I was in therapy a few years ago as I was training to be a counsellor and had to be there as part of my course. Of course I came to realise then that perhaps my family were not as 'normal' as I had always tried to make them out to be. I was in a relationship with another N at the time. He once kicked me wearing the new boots I had bought him and then wandered off singing. Anyway to cut a long story short my therapist asked me "What would he have to do to you to make you see him for what he is" I wasn't able to answer that question....
Like you, I gave up on therapy. I reckoned that I had pretty much worked out why I did what I did but that didn't help me stop doing it.... So I thought I would work on my problems myself... It is now 10 years later and you know the story. I was really glad to read that you had decided to go back into counselling. I have too only this time with a different therapist. This time it's a woman. She asked me yesterday what had attracted me to my ex. That was a really hard question for me... He is certianly not Brad Pitt!!! I had known him a long time and had always thought he was an arrogant *****r.. But I remember having a conversation with him one day and something just clicked in my head, then off I went into oblivion... It seems that that was the time when I recognised him as something familiar. Imagine being able to stop at that point and simply say "No thanks"....

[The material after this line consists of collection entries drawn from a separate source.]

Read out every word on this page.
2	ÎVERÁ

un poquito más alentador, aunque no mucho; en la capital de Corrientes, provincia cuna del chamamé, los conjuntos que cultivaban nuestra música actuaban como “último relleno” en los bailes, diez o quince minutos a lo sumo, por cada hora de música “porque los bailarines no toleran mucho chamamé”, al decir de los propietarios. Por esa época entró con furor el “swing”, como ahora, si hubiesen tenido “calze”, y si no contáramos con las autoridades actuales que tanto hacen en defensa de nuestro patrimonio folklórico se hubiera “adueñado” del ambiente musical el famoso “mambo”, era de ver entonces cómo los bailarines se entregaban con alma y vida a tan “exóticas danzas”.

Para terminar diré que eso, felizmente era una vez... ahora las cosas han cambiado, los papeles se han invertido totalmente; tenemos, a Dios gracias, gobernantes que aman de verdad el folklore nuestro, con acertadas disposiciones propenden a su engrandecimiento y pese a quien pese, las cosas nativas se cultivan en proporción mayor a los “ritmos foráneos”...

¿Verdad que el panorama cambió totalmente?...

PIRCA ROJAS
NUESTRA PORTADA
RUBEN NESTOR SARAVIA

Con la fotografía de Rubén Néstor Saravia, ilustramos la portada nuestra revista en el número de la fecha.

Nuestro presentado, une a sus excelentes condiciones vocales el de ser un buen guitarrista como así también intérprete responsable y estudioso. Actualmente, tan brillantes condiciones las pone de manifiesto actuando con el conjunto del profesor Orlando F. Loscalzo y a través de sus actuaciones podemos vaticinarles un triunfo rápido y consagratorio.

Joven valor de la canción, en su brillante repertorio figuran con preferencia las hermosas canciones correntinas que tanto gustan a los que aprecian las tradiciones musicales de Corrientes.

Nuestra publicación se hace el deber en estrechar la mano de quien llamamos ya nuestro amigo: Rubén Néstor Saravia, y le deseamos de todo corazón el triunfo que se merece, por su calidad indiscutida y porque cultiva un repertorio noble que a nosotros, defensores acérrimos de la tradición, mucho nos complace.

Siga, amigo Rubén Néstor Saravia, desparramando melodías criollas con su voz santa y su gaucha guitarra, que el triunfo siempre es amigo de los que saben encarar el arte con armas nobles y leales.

Selkie, everything you say is so familiar to me... One of the many things I am learning here is that this sort of twisted thinking exists and how it happens. Before I just thought it was so...
The sexual assault is a real worry. I so know where you are coming from when you said that you misinterpreted it as passion... Please sustain your strength in not succumbing to his calls. I badly know the feeling of wanting them so badly.....
Write said:
a narcissist is totally vulnerable: not in a way they understand or construct like the rest of us do through relationships, but the n doesn't 'get' what makes a relationship work. They've come to understand relationships through their early life experiences and abusive situations- that life and relationships are a form of competition, a battle, and unless you win...you might not even exist.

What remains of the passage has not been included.